The one prayer of the plaintiff which was granted we find unobjectionable. The only objection suggested by the appellant is that it overlooks an absence of evidence of actual damages, and adopts a mistaken measure of damages. As has already been said, we think the measure is correct and the evidence sufficient for the jury on that point. McAleer v. Horsey, supra; Roberson v.Parks, supra; Cooke v. Gill, supra. The defendant, now appellant, submitted fourteen prayers for instructions. Seven of them were prayers for the direction of a verdict for the defendant because of legal insufficiency of evidence to support the plaintiff's case, generally; and five were for a like direction because of insufficiency of evidence to show actual damage either from all the alleged representations taken together, or from each one separately. They were all refused. We have already discussed the questions of sufficiency of evidence which these prayers raised, and for reasons already given we think their refusal was correct.

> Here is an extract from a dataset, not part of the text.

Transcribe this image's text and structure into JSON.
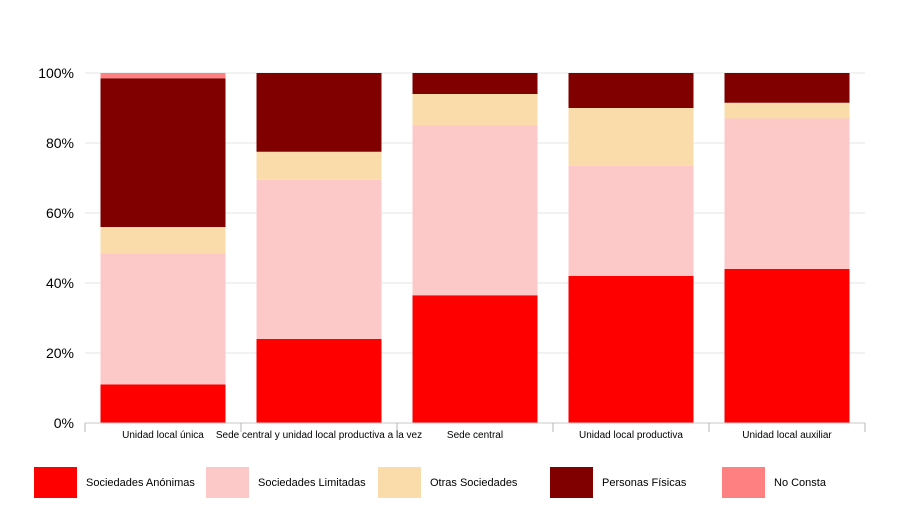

The defendant's tenth prayer, which was granted, defined the burden of proof resting upon the plaintiff, and concluded with the statement that "in making up their minds upon the question of fraud the jury are instructed that fraud is not to be presumed and that the burden *516
of proof is on the plaintiff to overcome such legal presumption by evidence satisfactory to the jury." In the eleventh prayer the court was asked to instruct the jury "that fraud is odious in contemplation of law and is not to be presumed, and the burden of the proof is on the plaintiff to overcome such legal presumption by evidence satisfactory to the jury." The difference in the two instructions asked is only that the later one adds the statement "that fraud is odious in contemplation of law." It is desirable that a jury be impressed with the need of caution in sustaining a charge of fraud and deceit, and the instruction contained in this eleventh prayer was approved in McAleer v. Horsey,
After having thus considered all the questions raised, we find no reversible error in the case.
Judgment affirmed, with costs to the appellee.